Aveline était crispée au volant de sa voiture. Elle s’était garée sur le parking du centre de détention, mais n’arrivait pas à sortir du véhicule. Ses intestins étaient noués et elle ressentait un léger haut-le-cœur. C’est Paul qui avait dénoncé la jeune Géorgienne. Ca ne pouvait être que lui. Pourquoi avait-il fait ça ? Il avait sans doute pensé faire plaisir à sa femme. Et ça la rendait malade. Elle se dégoûtait. C’était une chose de se plaindre, mais elle n’avait jamais voulu cela. Elle s’investissait depuis deux ans dans une association qui apportait son soutien aux réfugiés, et à cause d’une remarque malheureuse, l’une d’entre eux était maintenant détenue dans ce centre. Elle savait bien qu’une fois qu’on y était enfermé, il y avait bien peu de chances qu’on remette le pied sur le territoire français…  

Elle finit tout de même par sortir et se rendit à l’accueil du centre.  

- Je vous ai appelé il y a une heure. Aveline Delattre de l’association Salam. Je viens voir… Elle fouilla son dossier. Nadejda Dimitrov.  

 

*  

 

- Ne m’attends pas pour dîner. Je rentrerai tard.  

- Où es-tu ?  

- A l’asso. On fête la régularisation d’une famille.  

Elle raccrocha rapidement et prit la bretelle de sortie de l’autoroute. Elle s’enfonça dans la campagne et perdit une demi-heure à trouver le chantier du centre commercial. A cette heure tardive, les ouvriers avaient quitté le terrain, mais elle trouva un contremaître qui lui indiqua l’emplacement des baraquements. Elle pénétra dans un long préfabriqué où les ouvriers étaient attablés devant leur dîner. Lorsque Dragomir l’aperçut, il eut besoin de quelques instants pour reconnaître son visage et comprendre qu’elle venait pour le voir. Il se leva et l’entraîna à l’extérieur du baraquement avec inquiétude. Aveline lui annonça la raison de sa visite.  

- Nadjeda ? Elle très prudente. Pourquoi ils ont arrêté elle ?  

- Il semble qu’elle ait été… dénoncée.  

S’il n’avait pas fait aussi sombre, Aveline aurait craint qu’il lise en elle comme un livre ouvert. Elle avait envie de s’effondrer en larmes tellement la culpabilité lui vrillait l’estomac. Dragomir s’éloigna en jurant dans sa langue. Il prit son visage entre ses mains.  

- Vous pouvez emmener moi ?  

- Bien sûr.  

 

Aveline fit toutes les démarches pour que Dragomir puisse bénéficier d’une aide de l’association et avoir une chambre d’hôtel. Il n’avait pas touché sa paye et avait abandonné le chantier. Les jours suivants, c’est elle qui rendit visite à Nadejda. Dragomir ne pouvait pas approcher le centre de détention, sous peine d’être arrêté à son tour. Chaque soir, elle rejoignait Dragomir dans son hôtel, où il était contraint de se prostrer, et lui donnait des nouvelles de sa fille.  
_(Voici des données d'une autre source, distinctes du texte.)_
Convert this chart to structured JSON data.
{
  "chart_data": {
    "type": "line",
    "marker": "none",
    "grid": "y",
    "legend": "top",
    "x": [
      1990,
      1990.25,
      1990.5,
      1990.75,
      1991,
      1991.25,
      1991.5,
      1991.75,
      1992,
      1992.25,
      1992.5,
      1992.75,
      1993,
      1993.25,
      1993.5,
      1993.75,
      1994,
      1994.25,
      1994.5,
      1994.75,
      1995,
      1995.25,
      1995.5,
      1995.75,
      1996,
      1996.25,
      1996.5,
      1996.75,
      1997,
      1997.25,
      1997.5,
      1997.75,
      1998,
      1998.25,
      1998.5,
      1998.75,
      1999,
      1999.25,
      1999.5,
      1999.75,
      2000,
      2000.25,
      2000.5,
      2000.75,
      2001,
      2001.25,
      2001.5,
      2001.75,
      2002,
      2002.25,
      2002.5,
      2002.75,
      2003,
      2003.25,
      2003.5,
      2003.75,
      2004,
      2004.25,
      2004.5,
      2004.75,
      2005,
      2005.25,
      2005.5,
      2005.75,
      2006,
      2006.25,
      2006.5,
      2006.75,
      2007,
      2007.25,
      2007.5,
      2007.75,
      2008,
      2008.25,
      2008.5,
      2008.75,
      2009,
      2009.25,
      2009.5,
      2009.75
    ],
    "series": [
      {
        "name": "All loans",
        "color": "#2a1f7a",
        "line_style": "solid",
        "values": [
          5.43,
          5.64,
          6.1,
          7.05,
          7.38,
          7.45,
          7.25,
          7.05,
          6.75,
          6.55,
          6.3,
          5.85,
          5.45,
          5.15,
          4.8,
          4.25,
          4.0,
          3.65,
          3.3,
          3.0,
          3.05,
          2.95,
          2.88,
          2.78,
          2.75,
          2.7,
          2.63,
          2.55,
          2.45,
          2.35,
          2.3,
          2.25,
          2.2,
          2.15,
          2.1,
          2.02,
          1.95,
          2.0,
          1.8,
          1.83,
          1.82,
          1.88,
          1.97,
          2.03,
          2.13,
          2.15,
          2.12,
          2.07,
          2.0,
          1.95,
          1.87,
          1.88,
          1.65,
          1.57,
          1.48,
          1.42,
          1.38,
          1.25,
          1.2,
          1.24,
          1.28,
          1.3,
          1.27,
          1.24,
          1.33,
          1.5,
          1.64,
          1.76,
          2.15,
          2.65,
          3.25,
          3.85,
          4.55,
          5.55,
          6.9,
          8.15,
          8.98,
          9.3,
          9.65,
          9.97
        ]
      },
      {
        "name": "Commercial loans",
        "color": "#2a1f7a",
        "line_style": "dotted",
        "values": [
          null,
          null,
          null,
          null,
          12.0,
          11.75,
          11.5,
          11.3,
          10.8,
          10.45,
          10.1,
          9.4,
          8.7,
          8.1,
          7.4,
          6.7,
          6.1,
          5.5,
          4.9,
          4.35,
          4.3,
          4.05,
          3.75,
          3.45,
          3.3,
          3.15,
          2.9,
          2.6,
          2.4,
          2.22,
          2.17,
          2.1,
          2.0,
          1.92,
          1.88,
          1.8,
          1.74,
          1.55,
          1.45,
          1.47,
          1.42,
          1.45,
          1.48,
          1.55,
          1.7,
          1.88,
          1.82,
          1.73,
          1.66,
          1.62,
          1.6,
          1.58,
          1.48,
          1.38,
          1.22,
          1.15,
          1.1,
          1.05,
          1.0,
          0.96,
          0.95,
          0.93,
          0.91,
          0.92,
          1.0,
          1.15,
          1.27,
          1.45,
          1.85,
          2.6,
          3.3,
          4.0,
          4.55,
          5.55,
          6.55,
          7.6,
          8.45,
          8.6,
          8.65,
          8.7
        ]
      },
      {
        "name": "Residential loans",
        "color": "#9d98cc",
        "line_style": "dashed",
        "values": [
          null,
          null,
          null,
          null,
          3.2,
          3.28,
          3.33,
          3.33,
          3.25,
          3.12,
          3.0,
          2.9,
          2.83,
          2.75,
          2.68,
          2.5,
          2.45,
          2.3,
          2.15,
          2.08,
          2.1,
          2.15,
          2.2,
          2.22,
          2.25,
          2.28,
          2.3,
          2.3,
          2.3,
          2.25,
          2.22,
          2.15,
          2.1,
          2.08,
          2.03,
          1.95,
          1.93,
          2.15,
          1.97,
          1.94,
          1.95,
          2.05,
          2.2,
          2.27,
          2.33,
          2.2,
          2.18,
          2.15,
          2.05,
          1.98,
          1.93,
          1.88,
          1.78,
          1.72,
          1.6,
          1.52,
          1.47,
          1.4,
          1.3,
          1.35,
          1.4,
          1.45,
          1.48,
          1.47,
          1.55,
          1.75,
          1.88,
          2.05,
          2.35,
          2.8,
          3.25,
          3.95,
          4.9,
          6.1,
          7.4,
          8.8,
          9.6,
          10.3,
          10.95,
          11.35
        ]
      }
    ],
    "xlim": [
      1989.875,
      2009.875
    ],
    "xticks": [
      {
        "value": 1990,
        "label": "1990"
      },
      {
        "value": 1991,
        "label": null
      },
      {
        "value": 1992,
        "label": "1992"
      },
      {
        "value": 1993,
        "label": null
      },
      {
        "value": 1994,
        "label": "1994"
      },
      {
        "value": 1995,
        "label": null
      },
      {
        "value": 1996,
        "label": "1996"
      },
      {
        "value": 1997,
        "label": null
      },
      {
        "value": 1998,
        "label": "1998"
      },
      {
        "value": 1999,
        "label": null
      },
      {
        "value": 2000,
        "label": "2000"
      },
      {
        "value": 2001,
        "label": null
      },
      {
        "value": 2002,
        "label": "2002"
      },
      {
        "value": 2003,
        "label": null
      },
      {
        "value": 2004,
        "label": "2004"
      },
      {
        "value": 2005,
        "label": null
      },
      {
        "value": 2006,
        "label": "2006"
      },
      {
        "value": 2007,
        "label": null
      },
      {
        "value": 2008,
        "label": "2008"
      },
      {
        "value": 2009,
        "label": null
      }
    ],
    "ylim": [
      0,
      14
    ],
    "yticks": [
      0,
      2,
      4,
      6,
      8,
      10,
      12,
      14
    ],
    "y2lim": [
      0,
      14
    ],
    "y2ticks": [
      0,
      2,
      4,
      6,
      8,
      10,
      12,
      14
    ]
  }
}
- Les salariés de l’association ont entamé un recours auprès du tribunal. Votre fille ne risque rien pour la semaine à venir, au moins.  

- Vous pas pouvoir faire ?  

- Non, moi je ne suis que bénévole. Je ne connais pas assez bien les démarches.  

Aveline était troublée par la confiance qu’il lui accordait, et le regard rempli d’espoir qu’il posait sur elle dès qu’il la voyait. Elle se sentait perverse et fourbe. Elle n’avait pas réussi à lui parler de sa part de respnsabilité dans cette histoire, malgré l’envie mordante qui lui prenait parfois de le faire.  

- Je connais quelqu’un au tribunal. J’essaierai de lui parler.  

Ils étaient tous deux assis sur le lit de la minuscule chambre. Il posa la main sur la sienne.  

- Merci. Merci beaucoup.  

Elle baissa le regard.  

- Ne me remerciez pas. Vous ne me devez rien.  

Les yeux du père se remplirent de larmes.  

- Je sais pas quoi faire. Si ma fille retourne au pays, elle n’a rien, et personne. Personne !  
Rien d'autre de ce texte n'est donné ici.